SH. il y a un faisceau d’indices d’un rapport au travail différent, avec à la fois le succès du statut d’autoentrepreneur, le désenchantement face au CDI et aux stratégies carriéristes, et le turn-over important dans les équipes... Nous sommes à la fin d’un cycle long: le mode de travail d’après-guerre et le management issu des grandes écoles napoléoniennes (dont l’école militaire Polytechnique) fondé sur un rapport d’obéissance et de devoir, sont remis en question. C’est aussi la fin du contrat classique salarié/entreprise: «Tu rentres dans l’entreprise, tu fais des efforts et tu seras récompensé».



Quelles sont les valeurs de ces salariés sur le départ?

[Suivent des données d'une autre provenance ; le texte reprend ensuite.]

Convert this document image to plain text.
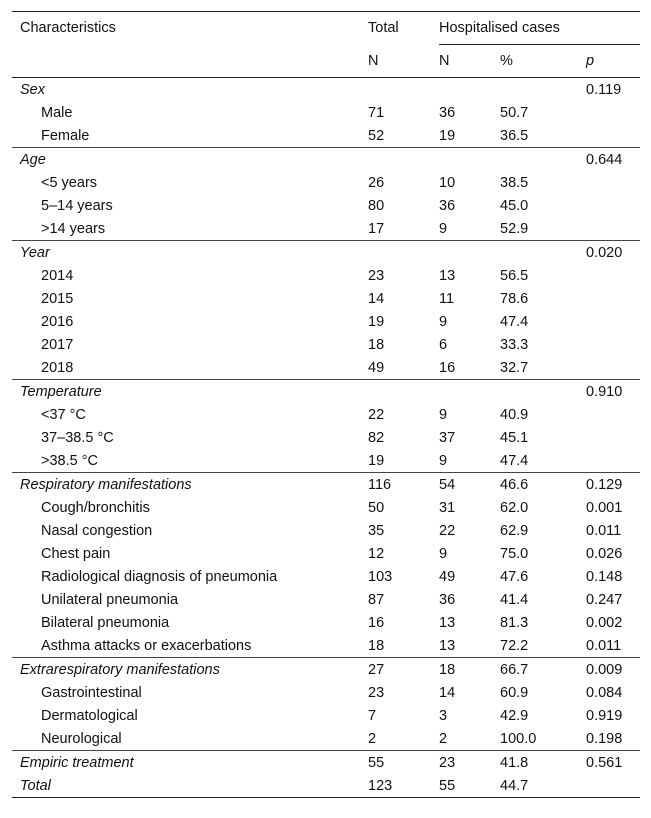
Characteristics	Total	Hospitalised cases		
	N	N	%	p
Sex				0.119
Male	71	36	50.7	
Female	52	19	36.5	
Age				0.644
<5 years	26	10	38.5	
5–14 years	80	36	45.0	
>14 years	17	9	52.9	
Year				0.020
2014	23	13	56.5	
2015	14	11	78.6	
2016	19	9	47.4	
2017	18	6	33.3	
2018	49	16	32.7	
Temperature				0.910
<37 °C	22	9	40.9	
37–38.5 °C	82	37	45.1	
>38.5 °C	19	9	47.4	
Respiratory manifestations	116	54	46.6	0.129
Cough/bronchitis	50	31	62.0	0.001
Nasal congestion	35	22	62.9	0.011
Chest pain	12	9	75.0	0.026
Radiological diagnosis of pneumonia	103	49	47.6	0.148
Unilateral pneumonia	87	36	41.4	0.247
Bilateral pneumonia	16	13	81.3	0.002
Asthma attacks or exacerbations	18	13	72.2	0.011
Extrarespiratory manifestations	27	18	66.7	0.009
Gastrointestinal	23	14	60.9	0.084
Dermatological	7	3	42.9	0.919
Neurological	2	2	100.0	0.198
Empiric treatment	55	23	41.8	0.561
Total	123	55	44.7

SH. Il y a de nouvelles valeurs qui s’affirment autour de l’idée de travailler ensemble, de la création, tout comme la qualité de la relation et la qualité de l’expérience de travail. Dans les espaces de coworking, on peut constater que l’expérience relationnelle forte prime sur la relation contractuelle. Ce phénomène de job out s’explique par le fait que certains jeunes collaborateurs préfèrent la précarité, plutôt qu’une relation de soumission. Dans le cadre d’une enquête, j’avais interviewé des jeunes femmes en autoentreprise ou freelance sur leurs motivations: elles m’ont, en majorité, expliqué qu’elles ne supportaient plus le rapport de subordination à la française et que cette forme de travail leur donnait le sentiment de maitriser la relation avec les gens avec qui elles collaboraient.

 

Les profils «job-out» très prisés des groupes

Retenir des salariés décidés à faire leur job-out? Mission impossible. Les groupes ont beau créer des incubateurs de start-up, des labs, des missions transverses… plutôt que de s’escrimer à retenir ces profils sur le départ, il est possible de créer des associations d’alumnis afin de maintenir un lien fort avec eux. Car après son job out, l’ex-collaborateur pourrait être tenté par un retour vers l'entreprise. «Après 30 ans ou 40 ans et quand ils voient leurs enfants grandir, je vois de nombreux candidats intéressés de rejoindre une grande entreprise, afin d’avoir une rémunération plus stable et des avantages sociaux plus assurés, constate Pierre Cannet, du cabinet Bluesearch. Et en même temps, nous sommes mandatés par des groupes en quête d’entrepreneurs, d’intrapreneurs.»